Well, first of all, you've changed positions, it's like looking at Richard and Judy. Do you know what I mean by Richard and Judy a Telly? I think it's Richard and Judy. What other Richard and Judy are there? Hello Judy. Oh, Mr. Cool, if you choose to be too fat. The former presenter used to be on television. Oh, that's so depressing. I'm not a fan of insurance companies though, what happened to him, what happened to B, Steve Miller, let's see him in a debate until I had Bim and he was sick, it was only then at some point why is he looking contentedly at the camera?

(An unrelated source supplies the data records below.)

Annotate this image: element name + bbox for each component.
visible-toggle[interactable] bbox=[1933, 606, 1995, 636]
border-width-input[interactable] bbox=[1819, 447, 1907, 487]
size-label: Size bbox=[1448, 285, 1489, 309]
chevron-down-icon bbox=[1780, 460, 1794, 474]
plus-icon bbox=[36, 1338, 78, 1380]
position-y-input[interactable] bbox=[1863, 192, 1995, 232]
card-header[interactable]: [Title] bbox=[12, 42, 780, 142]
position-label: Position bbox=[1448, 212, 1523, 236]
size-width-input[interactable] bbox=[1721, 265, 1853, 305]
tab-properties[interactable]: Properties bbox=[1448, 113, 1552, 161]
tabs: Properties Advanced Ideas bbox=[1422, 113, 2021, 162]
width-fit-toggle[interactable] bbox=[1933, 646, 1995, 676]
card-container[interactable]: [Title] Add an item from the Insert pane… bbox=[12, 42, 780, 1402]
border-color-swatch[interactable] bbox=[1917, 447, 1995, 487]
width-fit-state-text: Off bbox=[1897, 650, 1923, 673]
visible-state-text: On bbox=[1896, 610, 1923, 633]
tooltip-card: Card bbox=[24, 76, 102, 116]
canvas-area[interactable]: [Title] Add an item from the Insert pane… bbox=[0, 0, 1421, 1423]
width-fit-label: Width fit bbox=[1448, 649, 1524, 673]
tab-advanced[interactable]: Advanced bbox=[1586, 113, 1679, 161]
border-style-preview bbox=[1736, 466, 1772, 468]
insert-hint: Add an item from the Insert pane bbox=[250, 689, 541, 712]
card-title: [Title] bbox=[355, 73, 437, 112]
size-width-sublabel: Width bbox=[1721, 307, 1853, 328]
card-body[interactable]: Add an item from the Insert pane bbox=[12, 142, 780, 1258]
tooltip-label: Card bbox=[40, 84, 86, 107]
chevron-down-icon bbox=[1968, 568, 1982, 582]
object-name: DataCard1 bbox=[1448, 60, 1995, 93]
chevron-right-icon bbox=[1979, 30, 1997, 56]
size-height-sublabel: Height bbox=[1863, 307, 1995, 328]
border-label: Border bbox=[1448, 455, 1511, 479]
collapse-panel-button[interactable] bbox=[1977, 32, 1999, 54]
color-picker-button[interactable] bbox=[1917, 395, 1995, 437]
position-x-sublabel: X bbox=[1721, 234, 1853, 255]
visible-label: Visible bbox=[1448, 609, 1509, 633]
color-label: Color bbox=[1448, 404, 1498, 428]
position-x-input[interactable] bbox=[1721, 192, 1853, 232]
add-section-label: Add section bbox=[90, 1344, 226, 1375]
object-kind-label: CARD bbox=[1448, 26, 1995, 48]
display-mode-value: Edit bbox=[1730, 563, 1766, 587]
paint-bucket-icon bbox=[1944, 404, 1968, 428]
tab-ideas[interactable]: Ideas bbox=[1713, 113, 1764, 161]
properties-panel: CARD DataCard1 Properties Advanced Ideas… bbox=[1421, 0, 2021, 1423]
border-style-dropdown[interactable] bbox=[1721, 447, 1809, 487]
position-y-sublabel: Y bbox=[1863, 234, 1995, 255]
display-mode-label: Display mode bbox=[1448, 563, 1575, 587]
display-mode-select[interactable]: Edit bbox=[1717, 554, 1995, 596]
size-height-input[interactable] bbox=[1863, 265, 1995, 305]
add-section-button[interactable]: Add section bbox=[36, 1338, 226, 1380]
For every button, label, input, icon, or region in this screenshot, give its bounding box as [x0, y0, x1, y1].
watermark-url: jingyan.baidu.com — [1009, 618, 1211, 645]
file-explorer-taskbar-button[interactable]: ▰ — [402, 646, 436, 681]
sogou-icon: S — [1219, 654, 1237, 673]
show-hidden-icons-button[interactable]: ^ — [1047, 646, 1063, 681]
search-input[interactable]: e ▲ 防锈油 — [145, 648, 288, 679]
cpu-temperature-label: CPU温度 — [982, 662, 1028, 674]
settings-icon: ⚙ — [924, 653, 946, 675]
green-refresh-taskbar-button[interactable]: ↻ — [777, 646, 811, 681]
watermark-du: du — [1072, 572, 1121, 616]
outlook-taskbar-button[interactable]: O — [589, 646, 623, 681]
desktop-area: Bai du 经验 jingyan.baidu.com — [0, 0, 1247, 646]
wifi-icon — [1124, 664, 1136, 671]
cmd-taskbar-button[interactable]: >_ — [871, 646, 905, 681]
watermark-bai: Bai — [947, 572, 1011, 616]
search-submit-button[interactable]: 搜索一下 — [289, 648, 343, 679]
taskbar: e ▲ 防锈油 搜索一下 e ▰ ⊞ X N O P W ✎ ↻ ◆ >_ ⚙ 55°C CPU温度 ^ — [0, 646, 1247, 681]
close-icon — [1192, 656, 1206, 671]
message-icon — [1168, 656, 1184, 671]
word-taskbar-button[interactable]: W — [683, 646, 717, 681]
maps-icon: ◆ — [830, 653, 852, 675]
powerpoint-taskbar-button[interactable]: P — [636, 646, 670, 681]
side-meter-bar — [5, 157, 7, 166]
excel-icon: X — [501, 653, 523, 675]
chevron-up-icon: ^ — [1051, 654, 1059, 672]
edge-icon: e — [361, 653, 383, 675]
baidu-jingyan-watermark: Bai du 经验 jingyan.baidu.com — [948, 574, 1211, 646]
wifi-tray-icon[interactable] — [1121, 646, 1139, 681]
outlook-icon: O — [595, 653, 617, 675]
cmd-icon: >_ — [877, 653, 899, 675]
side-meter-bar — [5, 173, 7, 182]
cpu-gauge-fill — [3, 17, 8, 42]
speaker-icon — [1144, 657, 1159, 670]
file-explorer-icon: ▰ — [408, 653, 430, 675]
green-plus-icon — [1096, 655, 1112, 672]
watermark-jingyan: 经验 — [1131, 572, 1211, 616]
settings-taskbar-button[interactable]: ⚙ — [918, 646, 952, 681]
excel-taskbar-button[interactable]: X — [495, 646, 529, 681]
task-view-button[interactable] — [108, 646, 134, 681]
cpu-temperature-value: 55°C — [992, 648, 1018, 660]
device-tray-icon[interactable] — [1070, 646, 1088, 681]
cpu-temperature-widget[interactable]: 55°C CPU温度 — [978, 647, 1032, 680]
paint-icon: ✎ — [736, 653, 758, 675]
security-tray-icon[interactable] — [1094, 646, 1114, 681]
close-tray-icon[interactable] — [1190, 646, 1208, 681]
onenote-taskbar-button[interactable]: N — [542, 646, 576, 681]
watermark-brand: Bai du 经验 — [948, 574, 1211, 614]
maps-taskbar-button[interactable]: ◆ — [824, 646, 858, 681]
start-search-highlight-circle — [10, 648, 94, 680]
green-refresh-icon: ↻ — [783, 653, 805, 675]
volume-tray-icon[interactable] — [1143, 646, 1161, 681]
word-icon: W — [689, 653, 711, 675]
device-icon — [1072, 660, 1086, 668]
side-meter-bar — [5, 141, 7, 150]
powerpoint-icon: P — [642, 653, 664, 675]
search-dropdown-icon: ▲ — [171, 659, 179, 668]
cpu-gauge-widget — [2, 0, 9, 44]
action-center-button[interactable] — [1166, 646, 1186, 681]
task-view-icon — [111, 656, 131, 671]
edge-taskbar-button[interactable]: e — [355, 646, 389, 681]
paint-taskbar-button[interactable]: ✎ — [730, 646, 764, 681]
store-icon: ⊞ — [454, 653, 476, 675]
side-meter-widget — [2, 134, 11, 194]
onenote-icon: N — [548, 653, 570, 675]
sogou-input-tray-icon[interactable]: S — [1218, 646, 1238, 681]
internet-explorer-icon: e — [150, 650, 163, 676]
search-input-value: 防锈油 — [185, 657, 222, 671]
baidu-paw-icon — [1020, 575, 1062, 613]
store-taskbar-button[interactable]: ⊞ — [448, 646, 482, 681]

For Bia there is a lot of support out there listen seriously the government has spent millions you spent billions on a train line they gave up on I'm not going to go down that path because you can't yeah you fed Yeah well Here we go, God, having seen the ups and downs. Well, it's nice that you went from a video where the person had no idea what they were talking about to including the perfect person for the video, the Rhino. I would have had no idea to play that clip where he calls the little boy fat again.
He's that Tracy Beaker kid, that's what I'd say. Thanks for inviting me. Stephen. Be sure to check out Max on Twitch. Hey this is just a preview of what he does it's like Pavlov's dog moving hello hello any interesting game coming out uh Spider-Man 2 O excited about that and we haven't played Strip FIFA yet anyway guys stay safe stay humble eat less and exercise more guess or not. Goodbye Who am I? Who I am? What I've become? Oh, I'm laughing too much, I'm having too much fun.